Otelden çıktığımızda Can akşam geç saatte otele dönmemiz gerektiğini söylediğinde yolunda olmayan bir şeyler olduğunu anlamıştım. Yürümeye başladığımızda da suç oranı yüksek olan bu şehrin tekin olmayan bir bölümünde kaldığımız belirginleşti. Demir olmasa hiç sorun yapmayacağımız bu durum Can'ı tedirgin etti tatil boyunca. Bense 'korkmaya gerek yok, iyi düşün iyi olsun' diye kendimi ve arada Can'ı rahatlatmaya çalıştım.
Hava kararıp soğuyunca Demir'e battaniye getirmeyi unuttuğumuzu fark ederek battaniye alacak mağaza aramaya başladık. Birkaç çocuk kıyafeti satan mağazada bulamayınca kalın ve geniş bir kadın atkısı alıp Demir'in üstüne örterek bu sorunu çözdük. İyice açıkana kadar dolaştık. Sonra margarita pizayı bulduklarını iddia eden restaurantta yemek yiyerek günü sonlandırmak istesek de erken davranmıştık. Daha restaurant açılmamıştı. Yaklaşık bir saatimiz vardı. Bunu spritz içerek ve şehirle ilgili olarak bulduğumuz kitabı inceleyerek değerlendirdik. Sonra da pizalarımızı yedik. Restaurantta canlı müzik vardı. Gitar çalan müzisyen Demir'in çok ilgisini çekti. Otele döndüğümüzde terasa çıkmayı ihmal etmedik. Ama o kadar yorulmuştuk ki sadece 5 dakika kalıp odamıza geçtik. Sonraki akşamlar terasa çıkacak enerjiyi bulaladık, o yüzden teras sefamız bu 5 dakika ile sınırlı kaldı.

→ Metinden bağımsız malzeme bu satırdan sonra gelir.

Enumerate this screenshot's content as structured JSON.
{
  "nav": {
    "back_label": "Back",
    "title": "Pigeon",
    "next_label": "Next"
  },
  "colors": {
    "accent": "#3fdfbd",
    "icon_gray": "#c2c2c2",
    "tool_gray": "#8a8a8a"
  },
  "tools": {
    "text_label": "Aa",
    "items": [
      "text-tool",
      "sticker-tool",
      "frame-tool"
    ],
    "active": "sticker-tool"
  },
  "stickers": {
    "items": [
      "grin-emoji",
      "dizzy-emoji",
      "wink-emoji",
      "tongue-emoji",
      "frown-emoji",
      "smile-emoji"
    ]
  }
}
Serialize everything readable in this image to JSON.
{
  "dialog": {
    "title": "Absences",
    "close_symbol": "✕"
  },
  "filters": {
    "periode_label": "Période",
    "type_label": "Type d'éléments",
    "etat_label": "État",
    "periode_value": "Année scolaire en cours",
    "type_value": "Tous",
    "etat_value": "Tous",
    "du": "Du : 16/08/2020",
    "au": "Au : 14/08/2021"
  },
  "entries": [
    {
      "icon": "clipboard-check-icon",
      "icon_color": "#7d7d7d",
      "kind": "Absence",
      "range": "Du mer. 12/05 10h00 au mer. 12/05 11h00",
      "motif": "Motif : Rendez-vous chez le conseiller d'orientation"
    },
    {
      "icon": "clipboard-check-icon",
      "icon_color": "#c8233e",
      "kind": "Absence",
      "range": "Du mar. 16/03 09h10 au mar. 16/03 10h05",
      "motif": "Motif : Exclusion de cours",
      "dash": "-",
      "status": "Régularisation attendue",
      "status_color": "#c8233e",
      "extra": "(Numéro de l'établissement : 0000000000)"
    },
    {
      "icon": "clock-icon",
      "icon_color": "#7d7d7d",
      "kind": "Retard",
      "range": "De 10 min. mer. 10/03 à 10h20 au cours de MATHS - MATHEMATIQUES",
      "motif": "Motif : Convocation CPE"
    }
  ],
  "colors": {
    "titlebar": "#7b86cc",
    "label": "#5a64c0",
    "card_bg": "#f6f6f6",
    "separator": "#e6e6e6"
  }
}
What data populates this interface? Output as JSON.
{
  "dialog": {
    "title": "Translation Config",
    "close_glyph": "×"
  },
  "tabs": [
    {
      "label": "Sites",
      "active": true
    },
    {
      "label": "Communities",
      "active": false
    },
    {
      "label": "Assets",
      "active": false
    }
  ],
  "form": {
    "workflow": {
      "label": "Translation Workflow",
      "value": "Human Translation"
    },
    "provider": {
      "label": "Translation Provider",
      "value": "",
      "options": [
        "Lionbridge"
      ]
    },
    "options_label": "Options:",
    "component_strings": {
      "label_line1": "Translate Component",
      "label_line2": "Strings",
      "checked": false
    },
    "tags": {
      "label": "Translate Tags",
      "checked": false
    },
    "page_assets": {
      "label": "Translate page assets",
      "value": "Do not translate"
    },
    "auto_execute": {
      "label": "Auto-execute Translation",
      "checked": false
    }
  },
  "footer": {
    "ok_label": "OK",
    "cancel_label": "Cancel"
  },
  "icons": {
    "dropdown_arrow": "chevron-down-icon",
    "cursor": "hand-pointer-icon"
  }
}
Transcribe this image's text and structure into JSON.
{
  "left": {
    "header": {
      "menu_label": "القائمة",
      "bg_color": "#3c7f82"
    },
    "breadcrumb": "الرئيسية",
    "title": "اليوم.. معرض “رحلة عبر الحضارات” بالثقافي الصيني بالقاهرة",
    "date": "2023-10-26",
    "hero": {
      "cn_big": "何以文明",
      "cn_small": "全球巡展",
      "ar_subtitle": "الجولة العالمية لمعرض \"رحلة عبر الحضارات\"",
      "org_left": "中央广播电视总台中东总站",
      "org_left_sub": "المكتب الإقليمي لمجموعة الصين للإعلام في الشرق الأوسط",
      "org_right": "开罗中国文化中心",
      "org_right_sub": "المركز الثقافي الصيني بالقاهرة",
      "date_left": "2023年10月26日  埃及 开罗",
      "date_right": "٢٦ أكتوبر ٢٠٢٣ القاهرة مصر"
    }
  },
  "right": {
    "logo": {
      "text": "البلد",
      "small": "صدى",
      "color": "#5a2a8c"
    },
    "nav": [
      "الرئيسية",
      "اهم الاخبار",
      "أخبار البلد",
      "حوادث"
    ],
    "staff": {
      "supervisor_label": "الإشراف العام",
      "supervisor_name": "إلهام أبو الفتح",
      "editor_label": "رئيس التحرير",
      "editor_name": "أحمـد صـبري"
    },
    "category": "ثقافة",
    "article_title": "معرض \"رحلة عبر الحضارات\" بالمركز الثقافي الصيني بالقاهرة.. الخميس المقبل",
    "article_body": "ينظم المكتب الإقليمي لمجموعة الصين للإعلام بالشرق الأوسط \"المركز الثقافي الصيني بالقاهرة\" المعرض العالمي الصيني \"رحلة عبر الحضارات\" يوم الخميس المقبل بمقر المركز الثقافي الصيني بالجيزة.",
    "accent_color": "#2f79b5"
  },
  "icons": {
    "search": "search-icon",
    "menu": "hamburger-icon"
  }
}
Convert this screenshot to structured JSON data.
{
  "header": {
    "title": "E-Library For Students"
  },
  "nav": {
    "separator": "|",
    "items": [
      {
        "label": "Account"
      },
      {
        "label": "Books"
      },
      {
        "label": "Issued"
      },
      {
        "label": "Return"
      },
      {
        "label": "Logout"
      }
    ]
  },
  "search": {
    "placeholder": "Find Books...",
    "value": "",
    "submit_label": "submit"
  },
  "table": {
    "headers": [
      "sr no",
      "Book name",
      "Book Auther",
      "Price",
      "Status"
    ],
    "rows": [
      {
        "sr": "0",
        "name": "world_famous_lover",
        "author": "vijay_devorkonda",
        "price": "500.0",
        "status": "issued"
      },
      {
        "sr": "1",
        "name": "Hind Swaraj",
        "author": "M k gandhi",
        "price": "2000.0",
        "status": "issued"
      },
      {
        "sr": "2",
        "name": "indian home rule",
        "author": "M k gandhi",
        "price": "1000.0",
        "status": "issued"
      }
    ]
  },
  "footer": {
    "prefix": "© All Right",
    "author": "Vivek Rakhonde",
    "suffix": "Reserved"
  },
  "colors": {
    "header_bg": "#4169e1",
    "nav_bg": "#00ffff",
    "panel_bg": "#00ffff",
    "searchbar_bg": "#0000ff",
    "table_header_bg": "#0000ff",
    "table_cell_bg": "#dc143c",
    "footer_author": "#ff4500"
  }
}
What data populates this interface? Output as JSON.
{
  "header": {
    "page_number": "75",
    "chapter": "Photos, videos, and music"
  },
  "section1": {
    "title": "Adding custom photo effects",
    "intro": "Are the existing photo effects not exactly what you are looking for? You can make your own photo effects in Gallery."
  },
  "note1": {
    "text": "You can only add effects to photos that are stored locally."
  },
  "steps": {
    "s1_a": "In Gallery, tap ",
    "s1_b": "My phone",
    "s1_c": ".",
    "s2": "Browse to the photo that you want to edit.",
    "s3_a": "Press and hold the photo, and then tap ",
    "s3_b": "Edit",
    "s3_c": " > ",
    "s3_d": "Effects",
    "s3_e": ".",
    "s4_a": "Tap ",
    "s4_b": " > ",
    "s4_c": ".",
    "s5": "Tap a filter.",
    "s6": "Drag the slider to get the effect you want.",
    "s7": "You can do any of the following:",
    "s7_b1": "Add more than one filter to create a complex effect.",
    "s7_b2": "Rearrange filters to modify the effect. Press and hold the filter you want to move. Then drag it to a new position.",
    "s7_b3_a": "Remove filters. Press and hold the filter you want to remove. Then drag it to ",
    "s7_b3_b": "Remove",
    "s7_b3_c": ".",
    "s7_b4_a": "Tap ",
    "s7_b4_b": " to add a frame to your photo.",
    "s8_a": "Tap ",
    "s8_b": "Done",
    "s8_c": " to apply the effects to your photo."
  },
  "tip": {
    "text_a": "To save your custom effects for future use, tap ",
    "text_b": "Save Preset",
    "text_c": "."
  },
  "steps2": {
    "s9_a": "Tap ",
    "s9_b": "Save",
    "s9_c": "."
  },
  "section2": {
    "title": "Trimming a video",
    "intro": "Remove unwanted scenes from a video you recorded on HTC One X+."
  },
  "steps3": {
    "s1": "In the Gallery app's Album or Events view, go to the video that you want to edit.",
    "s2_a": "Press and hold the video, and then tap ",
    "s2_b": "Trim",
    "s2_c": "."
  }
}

İlk akşam odanın havasızlığı ve Demir'in park yatakta değil de tek kişilik bir yatakta yatacak olması dolayısıyla "acaba düşer mi?" endişem birleşince beni uyku tutmadı. Tam uykuya dalmıştım ki korktuğum oldu. Bir gürültüyle uyandım. Her ne kadar yatağın kenarını yastıklar ve koltukla kapatmış olsak da döne döne uyuyan Demir düşmüştü. Onu yanımıza alınca yine zor ve rahatsız uyuyup ertesi sabaha başladık. Güzel hava, Vezüv'ü ve Amalfi kıyılarını görecek olmak bize geceyi unutturdu.